Build Life Long Advocacy At Your Home

Parents of autistic children are entering a new phase along the continuum as the transition to adulthood is omnipresent. We have experienced the highs and lows of observing autism play out during the developmental years, only to be surpassed by the challenges of adolescence. Now comes adulthood and the myriad questions and uncertainties that accompany this stage of life. Maintaining the delicate balancing act of being supportive, yet providing enough space for a young adult to grow and thrive is tough. Things can really get complicated when matters of finances, living independently, and romantic feelings enter the picture. Despite the countless changes we go through as parents, our role as advocates remains active – growing stronger in some cases as the years go by.

Being the parent of an autistic adult has all the universal parameters as parenting a typical child. However, upon the arrival of adulthood, there is a stark difference in one area that marks a distinct contrast. Judgment and sound decision making, or lack thereof, makes adulthood such an unpredictable venture for adults on the spectrum. Subsequently, parents must advocate for appropriate housing options, educational accommodations, health care interventions, and money management issues. At the risk of appearing overprotective, parents of adults on the spectrum must keep their battle axes sharp for potential situations involving exploitation or harm. Trusting the wrong people in precarious situations is a constant worry for us as parents because our adult children lack the social skills to discern evil intent. There was a time early in the process of child rearing when confronting educators or medical personnel regarding a certain procedure seemed incredibly daunting. However, advocating for adults is an entirely different ball game as matters often involve money, emotions – or frequently both.

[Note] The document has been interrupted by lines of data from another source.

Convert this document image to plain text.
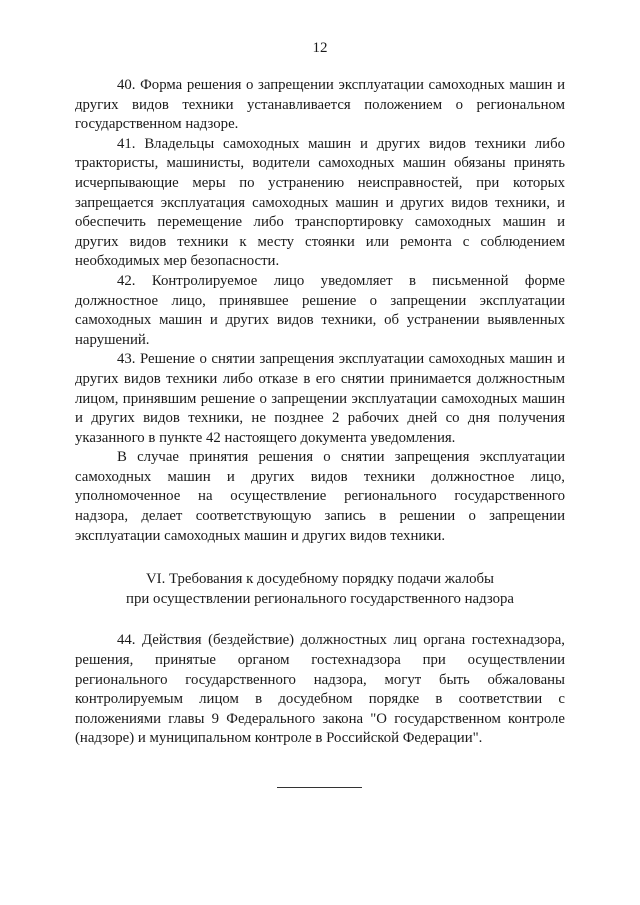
12

40. Форма решения о запрещении эксплуатации самоходных машин и других видов техники устанавливается положением о региональном государственном надзоре.

41. Владельцы самоходных машин и других видов техники либо трактористы, машинисты, водители самоходных машин обязаны принять исчерпывающие меры по устранению неисправностей, при которых запрещается эксплуатация самоходных машин и других видов техники, и обеспечить перемещение либо транспортировку самоходных машин и других видов техники к месту стоянки или ремонта с соблюдением необходимых мер безопасности.

42. Контролируемое лицо уведомляет в письменной форме должностное лицо, принявшее решение о запрещении эксплуатации самоходных машин и других видов техники, об устранении выявленных нарушений.

43. Решение о снятии запрещения эксплуатации самоходных машин и других видов техники либо отказе в его снятии принимается должностным лицом, принявшим решение о запрещении эксплуатации самоходных машин и других видов техники, не позднее 2 рабочих дней со дня получения указанного в пункте 42 настоящего документа уведомления.

В случае принятия решения о снятии запрещения эксплуатации самоходных машин и других видов техники должностное лицо, уполномоченное на осуществление регионального государственного надзора, делает соответствующую запись в решении о запрещении эксплуатации самоходных машин и других видов техники.

VI. Требования к досудебному порядку подачи жалобы
при осуществлении регионального государственного надзора

44. Действия (бездействие) должностных лиц органа гостехнадзора, решения, принятые органом гостехнадзора при осуществлении регионального государственного надзора, могут быть обжалованы контролируемым лицом в досудебном порядке в соответствии с положениями главы 9 Федерального закона "О государственном контроле (надзоре) и муниципальном контроле в Российской Федерации".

After maintaining the high wire act of parenting an autistic adult, we actually become very adept at being assertive when necessary and taking a more reticent approach when called for. At some point there is a moment of clarity when parents realize advocacy will continue, in some way or form, for the rest of your life. This may even involve a touch of humor as normal mild-mannered moms and dads can become quite animated when standing up for their autistic son or daughter. The parental instinct remains strong regardless of age and the desire to protect knows no boundaries; for children ages 14 or 47. There are benefits in serving as an advocate for both your own child, or in a more formal capacity. First, the need to stay informed is an absolute must as it requires knowledge of the latest trends and changes taking place in our fast paced society. In addition, advocacy provides a platform upon which parents and adult children can build strong lasting bonds. In too many circumstances, relationships between adult children and parents are strained, with common ground being virtually non-existent. Fighting for the same causes gives many families a rallying point to share ideas, passions, and perspectives.

Serving in an advocacy role doesn’t erase the hurt we feel for our autistic adult children, but it strengthens our resolve to continue the fight. Moreover, as we become more seasoned, there is a state of calmness that comes with acceptance of life as it is. We can’t dictate all the terms of our lives, but we have the opportunity to share our experiences with others. Experiencing autism as adults is indeed a different journey for both parents and adults. At the end of the day, we are glad we have our children in our lives and appreciate the meaning they provide even more. For parents with adults on the spectrum, the feelings are intensified as we learn to let go, but not allow them to stray. In the meantime, keep those battle axes sharp.